A lot of the book is devoted to rules about food that aren't needed. Any new celiac will become incredibly anxious if they read this book. Hasselback acts like having celiac is an incredibly big deal, and that everyone around you is watching what you are eating.
For example, Hasselbeck suggests that you swap your plate for someone else's to pretend you are eating something. In most instances, if you can actually see what you are eating--salad without croutons, vegetables, meat, it's safe to eat. True, there is always the possibility of cross-contamination where something wheat-based was fried on the same grill. However, it's unlikely most of the time. (I am very, very sensitive to gluten. Most other places where folks have fed me, I just avoid the white sauces, bread, and meat if I'm not sure about it, and fill up on vegetables, rice and wine. I never get sick, and I look ten years younger than I am.)
Hasselbeck also insists that you have to, "pack your food." Um, no. Got a vending machine? Peanut M&M's, Lays Potato Chips, Snickers bars, packages of peanuts and almonds, diet Coke, and you're good to go.
Someone trying to get you to eat something you can't? Say, "I'd love to, but I'd hate to puke on your pretty parquet floors." They laugh.

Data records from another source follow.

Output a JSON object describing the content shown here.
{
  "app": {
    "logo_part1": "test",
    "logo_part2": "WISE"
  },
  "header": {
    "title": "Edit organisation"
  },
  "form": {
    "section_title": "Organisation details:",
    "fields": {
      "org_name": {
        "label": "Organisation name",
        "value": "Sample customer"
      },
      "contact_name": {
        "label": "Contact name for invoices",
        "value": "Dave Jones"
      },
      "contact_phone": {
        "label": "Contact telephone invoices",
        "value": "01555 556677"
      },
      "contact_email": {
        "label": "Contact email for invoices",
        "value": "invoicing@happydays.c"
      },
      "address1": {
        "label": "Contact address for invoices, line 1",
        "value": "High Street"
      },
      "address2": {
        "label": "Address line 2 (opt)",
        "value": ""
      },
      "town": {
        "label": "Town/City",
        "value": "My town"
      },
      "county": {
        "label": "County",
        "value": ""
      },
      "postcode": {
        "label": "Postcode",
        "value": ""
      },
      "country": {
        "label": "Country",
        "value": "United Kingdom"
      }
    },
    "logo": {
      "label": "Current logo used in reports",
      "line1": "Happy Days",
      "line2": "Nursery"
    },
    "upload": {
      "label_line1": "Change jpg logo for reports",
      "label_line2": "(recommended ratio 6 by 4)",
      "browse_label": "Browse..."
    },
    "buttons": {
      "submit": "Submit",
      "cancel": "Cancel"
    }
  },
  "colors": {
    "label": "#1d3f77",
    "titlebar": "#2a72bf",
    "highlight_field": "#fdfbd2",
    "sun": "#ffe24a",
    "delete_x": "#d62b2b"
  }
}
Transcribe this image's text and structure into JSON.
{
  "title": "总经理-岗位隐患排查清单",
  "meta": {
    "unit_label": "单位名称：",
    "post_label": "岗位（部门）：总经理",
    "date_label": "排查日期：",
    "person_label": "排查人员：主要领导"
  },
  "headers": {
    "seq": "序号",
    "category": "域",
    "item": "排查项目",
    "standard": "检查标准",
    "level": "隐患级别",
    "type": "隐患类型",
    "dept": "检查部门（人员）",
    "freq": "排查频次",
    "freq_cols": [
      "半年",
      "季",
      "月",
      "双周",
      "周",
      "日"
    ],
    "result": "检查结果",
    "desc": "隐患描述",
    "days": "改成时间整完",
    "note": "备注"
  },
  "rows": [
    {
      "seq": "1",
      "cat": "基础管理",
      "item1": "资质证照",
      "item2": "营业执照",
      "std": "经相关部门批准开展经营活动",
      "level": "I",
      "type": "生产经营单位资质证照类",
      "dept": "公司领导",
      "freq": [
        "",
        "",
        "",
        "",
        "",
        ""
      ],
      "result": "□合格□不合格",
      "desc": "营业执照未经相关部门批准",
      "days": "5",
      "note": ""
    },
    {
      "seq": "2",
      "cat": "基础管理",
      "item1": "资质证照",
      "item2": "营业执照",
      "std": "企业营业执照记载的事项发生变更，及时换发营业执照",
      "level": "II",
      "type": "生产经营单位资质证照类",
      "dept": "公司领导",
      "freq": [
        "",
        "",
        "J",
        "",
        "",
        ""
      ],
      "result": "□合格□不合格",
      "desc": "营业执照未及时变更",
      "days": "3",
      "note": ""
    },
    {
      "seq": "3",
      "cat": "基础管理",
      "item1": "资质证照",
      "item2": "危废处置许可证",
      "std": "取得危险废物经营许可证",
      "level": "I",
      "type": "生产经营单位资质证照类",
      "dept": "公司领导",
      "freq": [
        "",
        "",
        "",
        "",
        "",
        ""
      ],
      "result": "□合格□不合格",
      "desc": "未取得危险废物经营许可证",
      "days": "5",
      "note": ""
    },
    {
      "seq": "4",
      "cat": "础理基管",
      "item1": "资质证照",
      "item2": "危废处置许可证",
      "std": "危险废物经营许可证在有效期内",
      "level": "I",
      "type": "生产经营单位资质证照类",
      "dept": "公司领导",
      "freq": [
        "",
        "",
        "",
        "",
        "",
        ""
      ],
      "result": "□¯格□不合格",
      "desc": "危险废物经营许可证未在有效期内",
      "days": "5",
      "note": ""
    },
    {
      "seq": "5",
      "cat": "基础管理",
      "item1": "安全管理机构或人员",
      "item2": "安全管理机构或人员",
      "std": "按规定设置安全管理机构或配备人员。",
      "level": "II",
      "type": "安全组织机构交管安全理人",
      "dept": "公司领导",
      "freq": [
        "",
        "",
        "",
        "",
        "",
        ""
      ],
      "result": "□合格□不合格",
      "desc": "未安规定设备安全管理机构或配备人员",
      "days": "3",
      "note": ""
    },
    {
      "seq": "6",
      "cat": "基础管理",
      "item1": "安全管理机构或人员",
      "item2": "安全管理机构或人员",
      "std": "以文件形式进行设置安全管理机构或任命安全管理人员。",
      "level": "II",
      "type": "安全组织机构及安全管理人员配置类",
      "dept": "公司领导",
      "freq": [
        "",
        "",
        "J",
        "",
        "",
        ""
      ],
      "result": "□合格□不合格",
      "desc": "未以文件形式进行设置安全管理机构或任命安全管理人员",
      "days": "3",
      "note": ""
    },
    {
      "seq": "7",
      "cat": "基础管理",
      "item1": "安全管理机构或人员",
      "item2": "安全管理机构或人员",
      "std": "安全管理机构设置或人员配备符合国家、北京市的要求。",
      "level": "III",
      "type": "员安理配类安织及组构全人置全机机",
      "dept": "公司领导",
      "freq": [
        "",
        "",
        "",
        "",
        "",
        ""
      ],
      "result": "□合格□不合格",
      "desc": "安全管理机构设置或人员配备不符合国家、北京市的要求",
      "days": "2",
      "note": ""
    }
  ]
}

Beyond Hasselbeck's anxiety about food, a lot of the information in this book is wrong:
She says it's safe to eat oats. 25% of celiacs can't eat them, and unless the oats were grown in a gluten-free field, you can't be sure they are safe.

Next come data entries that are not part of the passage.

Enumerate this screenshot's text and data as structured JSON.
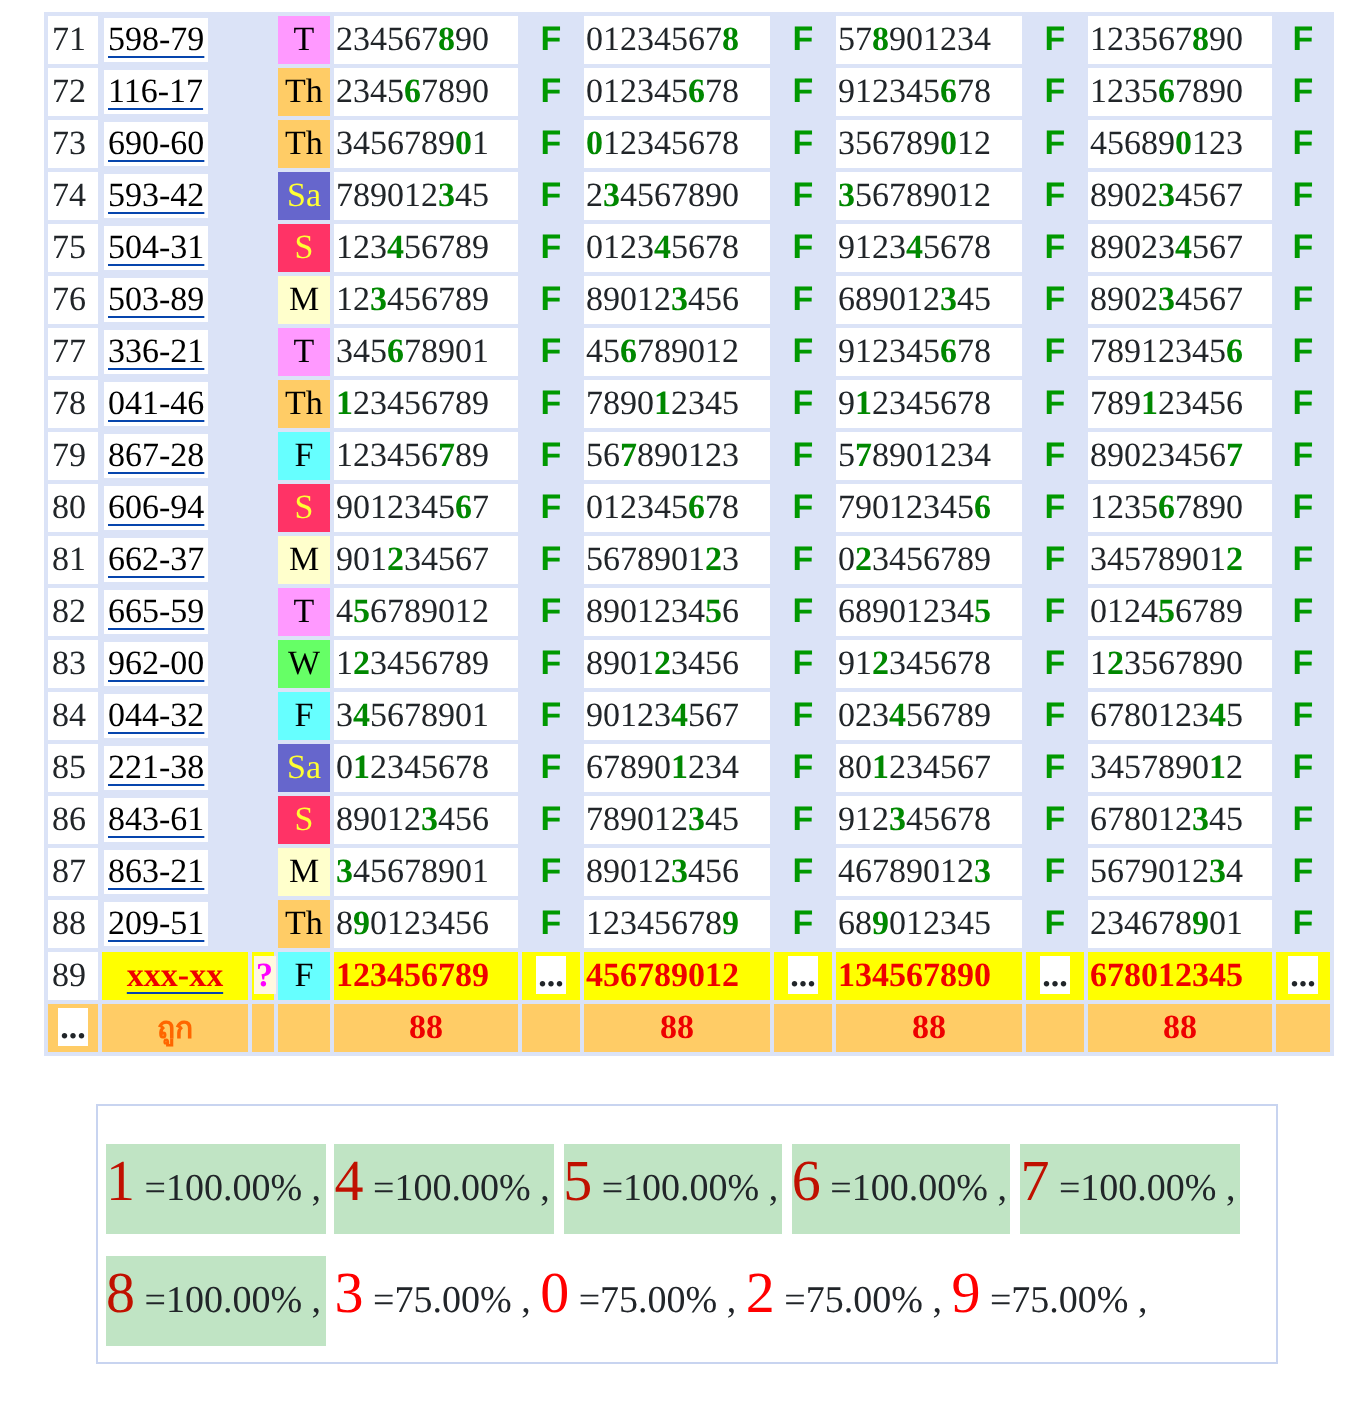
{
  "rows": [
    {
      "no": "71",
      "code": "598-79",
      "day": {
        "label": "T",
        "color": "#ff99ff"
      },
      "cells": [
        {
          "pre": "234567",
          "hit": "8",
          "post": "90",
          "result": "F"
        },
        {
          "pre": "01234567",
          "hit": "8",
          "result": "F"
        },
        {
          "pre": "57",
          "hit": "8",
          "post": "901234",
          "result": "F"
        },
        {
          "pre": "123567",
          "hit": "8",
          "post": "90",
          "result": "F"
        }
      ]
    },
    {
      "no": "72",
      "code": "116-17",
      "day": {
        "label": "Th",
        "color": "#ffcc66"
      },
      "cells": [
        {
          "pre": "2345",
          "hit": "6",
          "post": "7890",
          "result": "F"
        },
        {
          "pre": "012345",
          "hit": "6",
          "post": "78",
          "result": "F"
        },
        {
          "pre": "912345",
          "hit": "6",
          "post": "78",
          "result": "F"
        },
        {
          "pre": "1235",
          "hit": "6",
          "post": "7890",
          "result": "F"
        }
      ]
    },
    {
      "no": "73",
      "code": "690-60",
      "day": {
        "label": "Th",
        "color": "#ffcc66"
      },
      "cells": [
        {
          "pre": "3456789",
          "hit": "0",
          "post": "1",
          "result": "F"
        },
        {
          "hit": "0",
          "post": "12345678",
          "result": "F"
        },
        {
          "pre": "356789",
          "hit": "0",
          "post": "12",
          "result": "F"
        },
        {
          "pre": "45689",
          "hit": "0",
          "post": "123",
          "result": "F"
        }
      ]
    },
    {
      "no": "74",
      "code": "593-42",
      "day": {
        "label": "Sa",
        "color": "#6666cc"
      },
      "cells": [
        {
          "pre": "789012",
          "hit": "3",
          "post": "45",
          "result": "F"
        },
        {
          "pre": "2",
          "hit": "3",
          "post": "4567890",
          "result": "F"
        },
        {
          "hit": "3",
          "post": "56789012",
          "result": "F"
        },
        {
          "pre": "8902",
          "hit": "3",
          "post": "4567",
          "result": "F"
        }
      ]
    },
    {
      "no": "75",
      "code": "504-31",
      "day": {
        "label": "S",
        "color": "#ff3366"
      },
      "cells": [
        {
          "pre": "123",
          "hit": "4",
          "post": "56789",
          "result": "F"
        },
        {
          "pre": "0123",
          "hit": "4",
          "post": "5678",
          "result": "F"
        },
        {
          "pre": "9123",
          "hit": "4",
          "post": "5678",
          "result": "F"
        },
        {
          "pre": "89023",
          "hit": "4",
          "post": "567",
          "result": "F"
        }
      ]
    },
    {
      "no": "76",
      "code": "503-89",
      "day": {
        "label": "M",
        "color": "#ffffcc"
      },
      "cells": [
        {
          "pre": "12",
          "hit": "3",
          "post": "456789",
          "result": "F"
        },
        {
          "pre": "89012",
          "hit": "3",
          "post": "456",
          "result": "F"
        },
        {
          "pre": "689012",
          "hit": "3",
          "post": "45",
          "result": "F"
        },
        {
          "pre": "8902",
          "hit": "3",
          "post": "4567",
          "result": "F"
        }
      ]
    },
    {
      "no": "77",
      "code": "336-21",
      "day": {
        "label": "T",
        "color": "#ff99ff"
      },
      "cells": [
        {
          "pre": "345",
          "hit": "6",
          "post": "78901",
          "result": "F"
        },
        {
          "pre": "45",
          "hit": "6",
          "post": "789012",
          "result": "F"
        },
        {
          "pre": "912345",
          "hit": "6",
          "post": "78",
          "result": "F"
        },
        {
          "pre": "78912345",
          "hit": "6",
          "result": "F"
        }
      ]
    },
    {
      "no": "78",
      "code": "041-46",
      "day": {
        "label": "Th",
        "color": "#ffcc66"
      },
      "cells": [
        {
          "hit": "1",
          "post": "23456789",
          "result": "F"
        },
        {
          "pre": "7890",
          "hit": "1",
          "post": "2345",
          "result": "F"
        },
        {
          "pre": "9",
          "hit": "1",
          "post": "2345678",
          "result": "F"
        },
        {
          "pre": "789",
          "hit": "1",
          "post": "23456",
          "result": "F"
        }
      ]
    },
    {
      "no": "79",
      "code": "867-28",
      "day": {
        "label": "F",
        "color": "#66ffff"
      },
      "cells": [
        {
          "pre": "123456",
          "hit": "7",
          "post": "89",
          "result": "F"
        },
        {
          "pre": "56",
          "hit": "7",
          "post": "890123",
          "result": "F"
        },
        {
          "pre": "5",
          "hit": "7",
          "post": "8901234",
          "result": "F"
        },
        {
          "pre": "89023456",
          "hit": "7",
          "result": "F"
        }
      ]
    },
    {
      "no": "80",
      "code": "606-94",
      "day": {
        "label": "S",
        "color": "#ff3366"
      },
      "cells": [
        {
          "pre": "9012345",
          "hit": "6",
          "post": "7",
          "result": "F"
        },
        {
          "pre": "012345",
          "hit": "6",
          "post": "78",
          "result": "F"
        },
        {
          "pre": "79012345",
          "hit": "6",
          "result": "F"
        },
        {
          "pre": "1235",
          "hit": "6",
          "post": "7890",
          "result": "F"
        }
      ]
    },
    {
      "no": "81",
      "code": "662-37",
      "day": {
        "label": "M",
        "color": "#ffffcc"
      },
      "cells": [
        {
          "pre": "901",
          "hit": "2",
          "post": "34567",
          "result": "F"
        },
        {
          "pre": "5678901",
          "hit": "2",
          "post": "3",
          "result": "F"
        },
        {
          "pre": "0",
          "hit": "2",
          "post": "3456789",
          "result": "F"
        },
        {
          "pre": "34578901",
          "hit": "2",
          "result": "F"
        }
      ]
    },
    {
      "no": "82",
      "code": "665-59",
      "day": {
        "label": "T",
        "color": "#ff99ff"
      },
      "cells": [
        {
          "pre": "4",
          "hit": "5",
          "post": "6789012",
          "result": "F"
        },
        {
          "pre": "8901234",
          "hit": "5",
          "post": "6",
          "result": "F"
        },
        {
          "pre": "68901234",
          "hit": "5",
          "result": "F"
        },
        {
          "pre": "0124",
          "hit": "5",
          "post": "6789",
          "result": "F"
        }
      ]
    },
    {
      "no": "83",
      "code": "962-00",
      "day": {
        "label": "W",
        "color": "#66ff66"
      },
      "cells": [
        {
          "pre": "1",
          "hit": "2",
          "post": "3456789",
          "result": "F"
        },
        {
          "pre": "8901",
          "hit": "2",
          "post": "3456",
          "result": "F"
        },
        {
          "pre": "91",
          "hit": "2",
          "post": "345678",
          "result": "F"
        },
        {
          "pre": "1",
          "hit": "2",
          "post": "3567890",
          "result": "F"
        }
      ]
    },
    {
      "no": "84",
      "code": "044-32",
      "day": {
        "label": "F",
        "color": "#66ffff"
      },
      "cells": [
        {
          "pre": "3",
          "hit": "4",
          "post": "5678901",
          "result": "F"
        },
        {
          "pre": "90123",
          "hit": "4",
          "post": "567",
          "result": "F"
        },
        {
          "pre": "023",
          "hit": "4",
          "post": "56789",
          "result": "F"
        },
        {
          "pre": "6780123",
          "hit": "4",
          "post": "5",
          "result": "F"
        }
      ]
    },
    {
      "no": "85",
      "code": "221-38",
      "day": {
        "label": "Sa",
        "color": "#6666cc"
      },
      "cells": [
        {
          "pre": "0",
          "hit": "1",
          "post": "2345678",
          "result": "F"
        },
        {
          "pre": "67890",
          "hit": "1",
          "post": "234",
          "result": "F"
        },
        {
          "pre": "80",
          "hit": "1",
          "post": "234567",
          "result": "F"
        },
        {
          "pre": "3457890",
          "hit": "1",
          "post": "2",
          "result": "F"
        }
      ]
    },
    {
      "no": "86",
      "code": "843-61",
      "day": {
        "label": "S",
        "color": "#ff3366"
      },
      "cells": [
        {
          "pre": "89012",
          "hit": "3",
          "post": "456",
          "result": "F"
        },
        {
          "pre": "789012",
          "hit": "3",
          "post": "45",
          "result": "F"
        },
        {
          "pre": "912",
          "hit": "3",
          "post": "45678",
          "result": "F"
        },
        {
          "pre": "678012",
          "hit": "3",
          "post": "45",
          "result": "F"
        }
      ]
    },
    {
      "no": "87",
      "code": "863-21",
      "day": {
        "label": "M",
        "color": "#ffffcc"
      },
      "cells": [
        {
          "hit": "3",
          "post": "45678901",
          "result": "F"
        },
        {
          "pre": "89012",
          "hit": "3",
          "post": "456",
          "result": "F"
        },
        {
          "pre": "46789012",
          "hit": "3",
          "result": "F"
        },
        {
          "pre": "5679012",
          "hit": "3",
          "post": "4",
          "result": "F"
        }
      ]
    },
    {
      "no": "88",
      "code": "209-51",
      "day": {
        "label": "Th",
        "color": "#ffcc66"
      },
      "cells": [
        {
          "pre": "8",
          "hit": "9",
          "post": "0123456",
          "result": "F"
        },
        {
          "pre": "12345678",
          "hit": "9",
          "result": "F"
        },
        {
          "pre": "68",
          "hit": "9",
          "post": "012345",
          "result": "F"
        },
        {
          "pre": "234678",
          "hit": "9",
          "post": "01",
          "result": "F"
        }
      ]
    }
  ],
  "pending": {
    "no": "89",
    "code": "xxx-xx",
    "mark": "?",
    "day": {
      "label": "F",
      "color": "#66ffff"
    },
    "cells": [
      {
        "number": "123456789",
        "result": "..."
      },
      {
        "number": "456789012",
        "result": "..."
      },
      {
        "number": "134567890",
        "result": "..."
      },
      {
        "number": "678012345",
        "result": "..."
      }
    ]
  },
  "footer": {
    "more": "...",
    "label": "ถูก",
    "counts": [
      "88",
      "88",
      "88",
      "88"
    ]
  },
  "legend": [
    {
      "digit": "1",
      "value": "=100.00%",
      "separator": ",",
      "highlighted": true
    },
    {
      "digit": "4",
      "value": "=100.00%",
      "separator": ",",
      "highlighted": true
    },
    {
      "digit": "5",
      "value": "=100.00%",
      "separator": ",",
      "highlighted": true
    },
    {
      "digit": "6",
      "value": "=100.00%",
      "separator": ",",
      "highlighted": true
    },
    {
      "digit": "7",
      "value": "=100.00%",
      "separator": ",",
      "highlighted": true
    },
    {
      "digit": "8",
      "value": "=100.00%",
      "separator": ",",
      "highlighted": true
    },
    {
      "digit": "3",
      "value": "=75.00%",
      "separator": ",",
      "highlighted": false
    },
    {
      "digit": "0",
      "value": "=75.00%",
      "separator": ",",
      "highlighted": false
    },
    {
      "digit": "2",
      "value": "=75.00%",
      "separator": ",",
      "highlighted": false
    },
    {
      "digit": "9",
      "value": "=75.00%",
      "separator": ",",
      "highlighted": false
    }
  ]
}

She says it's safe to eat cornmeal: only two major manufacturers in the United States make safe corn flour--Maseca and Publix. The rest is too contaminated for celiacs. (Bob's Red Mill is not gf, so much so that Whole Foods doesn't sell their flours as gf anymore.)
She says it's safe to eat tapioca flour: unless you can buy Ener-G or Now flours from a health food store, you're either going to pay $4.50 a lb plus shipping (Authentic Flours and their re-brands), buy online (Shiloh Farms), or it's not gluten-free.
She says to read manufacturer websites:
Manufacturers lie. (Whole Foods, which has a clue, has signs on their gluten-free products which say, "Gluten-free: manufacturer claim.")
General Mills, Bob's Red Mill, Arrowhead Mills, and others sell ostensibly gluten-free products, that aren't. If you are feeding a child small enough that they can't tell if food is making them sick, you're going to keep your kid sick by following this advice.
Read celiac websites instead. They can tell you if something is gluten-free.
She says it's safe to keep your pots and pans.
Steel and glass are fine. Cast iron, some tupperware, and pottery are porous. Oiled woks also keep particles of gluten. All of these keep particles of wheat products and will keep a celiac sick.
She also makes other comments like, "You can sweat out the gluten."
That's where I started laughing. If you are looking for alternative therapies that help celiacs, acupuncture is good for severe cases where there is liver and kidney failure.
There is a section on gluten-free beauty products. Unless you are unfortunate enough to have the skin version of celiac, and even then, there may be no reason to avoid gluten in topical beauty products like hand lotion. I've never heard that there was any absorption in the intestine from anything put on the skin. (Lipstick, though, should be gluten-free. You eat it, after all. Burt's Bees, Wet & Wild, NYX...and they're cheap.)
Finally, there is no mention of other food intolerances. 50% of celiacs are also lactose intolerant, and that has to be addressed in order to truly get better.
Get an i-phone and a membership to celiac websites and/or the Clan Thompson lists.
If you have the funds, Whole Foods can make your life a whole lot easier. If not, rice congee (Chinese rice porridge), skillet cornbread from masa harina, and various kinds of beans and vegetables can feed a celiac for very small amounts of money. Celiac is not that hard to deal with, and there is no reason to worry about it as much as Hasselbeck does.
Edit: One more thing? Going gluten free never made anyone skinny. No.